Zubov writes that one-half of Czechs prefer “a tyrannical dictatorship and xenophobia”.
Four years ago, Zubov attracted attention by his article in the paper Vedomosti, in which he likened the Russian approach to Crimea to the policy of Nazi Germany before World War Two.
He was then sacked from the Moscow diplomatic academy MGIMO.
In March 2014, Zubov was offered a post by many foreign universities, including the Brno-based Masaryk University.
However, Zubov decided to stay in Moscow.
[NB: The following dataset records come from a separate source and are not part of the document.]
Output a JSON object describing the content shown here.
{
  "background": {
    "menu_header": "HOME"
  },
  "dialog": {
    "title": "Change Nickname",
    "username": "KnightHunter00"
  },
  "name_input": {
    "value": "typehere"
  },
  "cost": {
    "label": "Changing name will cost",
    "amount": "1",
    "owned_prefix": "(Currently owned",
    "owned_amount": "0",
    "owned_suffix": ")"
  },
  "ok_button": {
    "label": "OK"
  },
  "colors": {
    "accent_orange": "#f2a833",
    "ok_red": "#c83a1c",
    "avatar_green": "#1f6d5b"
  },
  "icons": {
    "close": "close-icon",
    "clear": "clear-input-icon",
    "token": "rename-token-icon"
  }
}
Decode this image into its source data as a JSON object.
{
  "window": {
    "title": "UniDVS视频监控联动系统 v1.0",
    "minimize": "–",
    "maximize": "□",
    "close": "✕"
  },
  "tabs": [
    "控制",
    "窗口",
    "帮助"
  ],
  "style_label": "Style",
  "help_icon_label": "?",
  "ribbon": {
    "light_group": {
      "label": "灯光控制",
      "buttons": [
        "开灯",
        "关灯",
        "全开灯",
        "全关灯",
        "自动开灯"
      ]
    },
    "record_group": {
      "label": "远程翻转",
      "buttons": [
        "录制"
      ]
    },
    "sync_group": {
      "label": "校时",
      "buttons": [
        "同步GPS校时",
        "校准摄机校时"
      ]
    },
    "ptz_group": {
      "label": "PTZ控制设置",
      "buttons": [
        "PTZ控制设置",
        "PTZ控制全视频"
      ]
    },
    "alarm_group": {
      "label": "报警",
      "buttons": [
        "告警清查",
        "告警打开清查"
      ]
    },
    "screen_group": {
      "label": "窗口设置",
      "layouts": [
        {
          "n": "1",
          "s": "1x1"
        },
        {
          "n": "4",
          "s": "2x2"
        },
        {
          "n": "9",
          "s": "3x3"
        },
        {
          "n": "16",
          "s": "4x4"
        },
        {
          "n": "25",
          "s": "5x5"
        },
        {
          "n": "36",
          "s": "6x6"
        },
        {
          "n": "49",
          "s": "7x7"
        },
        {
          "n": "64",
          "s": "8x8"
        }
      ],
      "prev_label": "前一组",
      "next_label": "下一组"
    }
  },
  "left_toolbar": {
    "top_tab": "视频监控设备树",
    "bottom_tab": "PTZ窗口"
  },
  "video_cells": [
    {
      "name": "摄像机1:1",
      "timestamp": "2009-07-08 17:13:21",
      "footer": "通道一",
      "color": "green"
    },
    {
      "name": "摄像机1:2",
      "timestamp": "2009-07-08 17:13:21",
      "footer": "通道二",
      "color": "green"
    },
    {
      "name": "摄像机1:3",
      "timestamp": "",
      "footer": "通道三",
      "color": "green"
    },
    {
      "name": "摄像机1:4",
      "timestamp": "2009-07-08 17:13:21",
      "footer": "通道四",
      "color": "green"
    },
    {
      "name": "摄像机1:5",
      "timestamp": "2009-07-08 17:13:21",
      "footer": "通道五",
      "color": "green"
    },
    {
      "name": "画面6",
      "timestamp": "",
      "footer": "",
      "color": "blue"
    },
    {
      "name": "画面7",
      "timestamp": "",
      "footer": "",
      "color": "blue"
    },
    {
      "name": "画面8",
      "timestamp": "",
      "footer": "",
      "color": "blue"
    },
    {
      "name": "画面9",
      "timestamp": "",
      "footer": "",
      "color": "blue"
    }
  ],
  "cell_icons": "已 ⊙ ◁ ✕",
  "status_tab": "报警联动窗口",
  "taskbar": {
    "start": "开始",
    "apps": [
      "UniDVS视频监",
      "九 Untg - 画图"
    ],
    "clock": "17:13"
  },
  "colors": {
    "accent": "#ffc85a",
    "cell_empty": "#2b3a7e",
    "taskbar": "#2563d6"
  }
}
One half of Czechs “are indifferent to the European values of political and civic freedoms and help for the close neighbours and distant ones, preferring the values of a tyrannical dictatorship and xenophobia,” Zubov said.
“This is just what was brought by the Soviet tanks to Czechoslovakia 50 years ago,” Zubov said.
For one-half of Czechs, the Prague Spring in 1968 and the Velvet Revolution in 1989 is not their history, Zubov said.
“They are on the side of the politicians who openly support the Russian regime, making no secret of their solidarity with the 1968 Warsaw Pact action, openly calling the demise of the Communist Bloc and the USSR in 1990-1991 the biggest geopolitical disaster,” he added.
For one-half of Czechs, the Communist China is a model of a wise state arrangement. What future is being prepared by the new generation of Czechs? Zubov asks.
This time, Russian tanks will not be necessary. Everything will take place with its own momentum and in a respectful and generous fashion.
“However, for those of us whose hearts were with those who came to the Red Square in August 1968 with the billboard ‘Hands off Czechoslovakia’, the current choice of one-half of Czechs is incomprehensible and tragic,” Zubov said.